Prayer room opens to students of all faiths

Lacy Nguyen|Staff Writer

Senior Mike Christie stands in the newly renovated prayer room located in the chapel. The prayer room is open to students of any faith and has no formal sign-ups.  [Domenica Cooke-Tassone | Photographer]  

Forrest Buckner, dean of spiritual life, introduced a new prayer room in the chapel, last week, for student use. The idea for the new room was introduced last year by Buckner when he first began working at Whitworth. Facilities began construction over the summer, and the room was finished and furnished at the beginning of the school year.  

“I walked all over campus with some facilities people,” Buckner said. “[We] went through all the dorms to try and find a place so we could have one. We tried to do it in the HUB; we tried to do it in the library. We tried all these different places.”  

The proposal for the room was brought to ASWU last spring. Five thousand dollars were allocated to help fund the new prayer room.

“When we went to ASWU they said ‘it would be really nice to have it in the chapel,’” Buckner said. “Then we came back and started talking with our campus ministry staff team, and I don’t know who had the idea, but we thought, ‘What about that closet?’”

There are no formal sign-ups to use the room. Students may use it on a first-come-first-served basis.

“I met in there for my small group for my Christian foundations class,” junior Caitlin Thomas said. “I really liked the atmosphere that they tried to convey of restfulness and the different activities. They have a coloring book in there and a little guest book for people to write in prayers. It just feels like somewhere where I would want to go and spend time with God.”

Despite Whitworth’s commitment to the Christian faith, the chapel and ministry team decided to open the prayer room to all students of all faiths.

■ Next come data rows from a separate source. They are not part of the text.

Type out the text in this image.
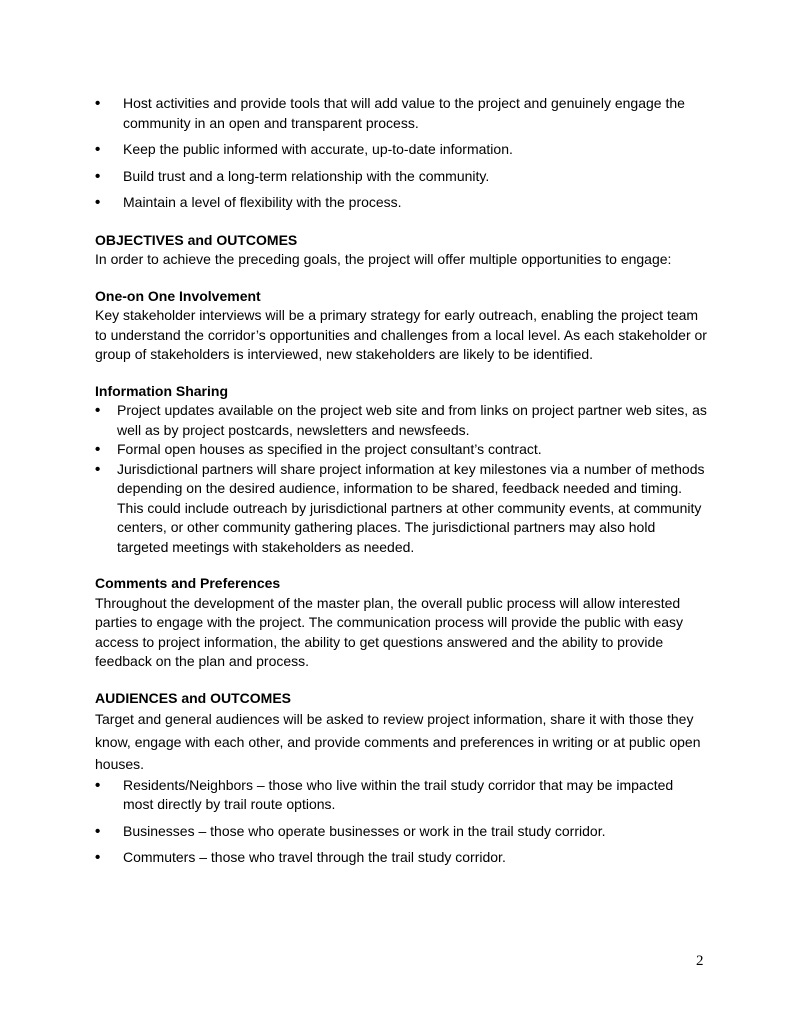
• Host activities and provide tools that will add value to the project and genuinely engage the community in an open and transparent process.
• Keep the public informed with accurate, up-to-date information.
• Build trust and a long-term relationship with the community.
• Maintain a level of flexibility with the process.
OBJECTIVES and OUTCOMES

In order to achieve the preceding goals, the project will offer multiple opportunities to engage:

One-on One Involvement

Key stakeholder interviews will be a primary strategy for early outreach, enabling the project team to understand the corridor’s opportunities and challenges from a local level. As each stakeholder or group of stakeholders is interviewed, new stakeholders are likely to be identified.

Information Sharing
• Project updates available on the project web site and from links on project partner web sites, as well as by project postcards, newsletters and newsfeeds.
• Formal open houses as specified in the project consultant’s contract.
• Jurisdictional partners will share project information at key milestones via a number of methods depending on the desired audience, information to be shared, feedback needed and timing. This could include outreach by jurisdictional partners at other community events, at community centers, or other community gathering places. The jurisdictional partners may also hold targeted meetings with stakeholders as needed.
Comments and Preferences

Throughout the development of the master plan, the overall public process will allow interested parties to engage with the project. The communication process will provide the public with easy access to project information, the ability to get questions answered and the ability to provide feedback on the plan and process.

AUDIENCES and OUTCOMES

Target and general audiences will be asked to review project information, share it with those they know, engage with each other, and provide comments and preferences in writing or at public open houses.

• Residents/Neighbors – those who live within the trail study corridor that may be impacted most directly by trail route options.
• Businesses – those who operate businesses or work in the trail study corridor.
• Commuters – those who travel through the trail study corridor.
2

“Whitworth doesn’t require students to be Christians to come,” Buckner said. “As an institution, one of the things we want to be is hospitable. So, if you are a student and you need to pray, particularly if you think about Muslim students who may want to pray five times a day or however many times of day, if the Muslim student doesn’t feel comfortable in their dorm room, we want a place where they can do that.”

The room includes multiple journals for students to write in, as well as a prayer rug for Muslim students to use. It does not have any other religious items present such as the Bible, Quran or Torah.

“We want a place for every student to feel like they have that safe space regardless of their faith commitments,” Buckner said. “To have that space to engage in those spiritual practices is something that is valuable to us. We want to be hospitable to every student that comes here.”

The room is intended to send a welcoming message to students of all different faiths, cultures and backgrounds.

“I think the biggest issue that Christian universities run into is compartmentalizing the themes of faith into a certain subset of faith,” spiritual life coordinator Mike Christie said. “I think making a prayer room for all religion is beautiful in the sense that it recognizes the human before the ideology.”  

The prayer room is intended to further Whitworth’s commitment to allow students to explore their spirituality, along with the university’s mission statement to “honor God, follow Christ, and serve humanity”.

“I think it works, whatever they did in the room,” Thomas said. “I think it’s cool they made an investment in a room that’s catering to being intentional about your faith and providing a space for that. I think that’s important, especially for Whitworth to put their money where their values are.”

The room is open for both individual and group usage.

“We are hoping that students will use this to draw nearer to God, to seek God, and to be with God,” Buckner said.